Grandama Arte della Luce Rosso 2015

Grandama Arte della Luce 2015 SacrafamiliaDegustatoreRoberto Giuliani
Valutazione@@@@@
Data degustazione: 03/2017


Tipologia: IGT Rosso
Vitignicabernet sauvignon, croatina
Titolo alcolometrico: 17%
Produttore: SACRAFAMILIA – di Anna Mercandelli e Domenico Capeto
Bottiglia: 750 ml
Prezzo enoteca: oltre i 50 euro


Dopo averlo degustato una prima volta e averci anche pranzato con una cara amica, ne è rimasto metà, l’ho chiuso con il suo tappo di sughero e messo su uno scaffale, ha passato un mese intero poggiato lì. Poi l’ho riaperto e, ancora una volta, ho avuto conferma che nei vini di Sacrafamilia c’è un chiaro messaggio: quando raggiungi un così estremo livello di purezza dell’uva (la scelta in vendemmia è acino per acino), quando hai rispetto totale del terreno e della vite (vi ricordo che Anna e Domenico non fanno alcun tipo di trattamento in vigna, hanno bandito rame e zolfo, non concimano, nulla di nulla), porti in cantina ciò che di meglio ti ha offerto la natura; questo farà sì che avrai un vino forte, sano, capace di sopportare condizioni che altri non potrebbero.
Fino ad ora non avevo ancora trovato un vino rosso capace di tenere un mese intero in queste condizioni senza ossidarsi e deteriorarsi, è la conferma inequivocabile di quanto ho appena scritto, non sto scherzando, è perfettamente integro, anzi, è ancora più buono di quando l’ho degustato appena aperto!
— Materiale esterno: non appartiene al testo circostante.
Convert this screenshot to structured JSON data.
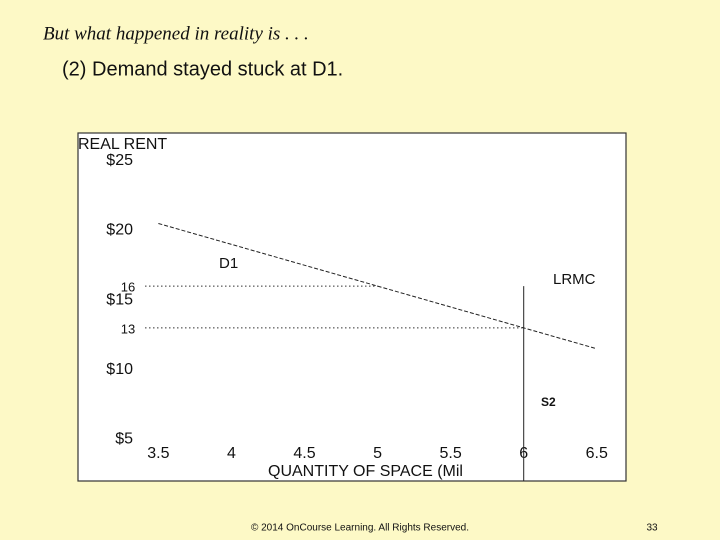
{
  "slide": {
    "heading": "But what happened in reality is . . .",
    "subheading": "(2) Demand stayed stuck at D1.",
    "footer": "© 2014 OnCourse Learning. All Rights Reserved.",
    "page_number": "33"
  },
  "chart_data": {
    "type": "line",
    "y_label": "REAL RENT",
    "x_label": "QUANTITY OF SPACE (Mil",
    "xlim": [
      2.95,
      6.7
    ],
    "ylim": [
      2,
      27
    ],
    "xticks": [
      3.5,
      4,
      4.5,
      5,
      5.5,
      6,
      6.5
    ],
    "yticks": [
      {
        "value": 25,
        "label": "$25"
      },
      {
        "value": 20,
        "label": "$20"
      },
      {
        "value": 15,
        "label": "$15"
      },
      {
        "value": 10,
        "label": "$10"
      },
      {
        "value": 5,
        "label": "$5"
      }
    ],
    "series": [
      {
        "name": "D1",
        "color": "#222222",
        "x": [
          3.5,
          6.5
        ],
        "values": [
          20.5,
          11.5
        ]
      },
      {
        "name": "S2",
        "color": "#222222",
        "x": [
          6,
          6
        ],
        "values": [
          16,
          2
        ]
      }
    ],
    "reference_lines": [
      {
        "value": 16,
        "label": "16",
        "x_end": 5
      },
      {
        "value": 13,
        "label": "13",
        "x_end": 6
      }
    ],
    "annotations": [
      "LRMC"
    ]
  }
}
Dato che non sono religioso e non credo nei miracoli… penso che Anna e Domenico abbiano effettuato un percorso assoluto, guidati dalla loro fede profonda, che li ha portati a produrre dei vini davvero unici e irripetibili.
Tutto questo ha un prezzo, enorme, perché loro davvero vivono praticamente nel vigneto, hanno fatto proprio il concetto “ora et labora” e trasferito nel vino il nutrimento, corporeo e spirituale. È una sensazione chiarissima quando si assaggia il Grandama, l’abbiamo percepita in due, con reciproco stupore.
Ora, posso anche dirvi le caratteristiche del vino, che profuma di viole zuccherate, mora e prugna in confettura, cioccolato, cardamomo, ha sfumature di cedro, ematite, mille altre cose; posso dirvi che i 17 gradi alcolici non si sentono al naso e che al palato la polpa è così ricca, viva, dolce, fresca e straordinariamente in armonia da far impallidire i migliori Amarone, ammesso che sia possibile fare un paragone con essi, ma vi direi comunque solo l’aspetto “esteriore” del vino, l’anima è in profondità e tocca a voi, assaggiandolo, trovarla. Il prezzo, purtroppo, è da colletta, ma è sempre un decimo di uno Chateâu Petrus, e sulla qualità se la giocano.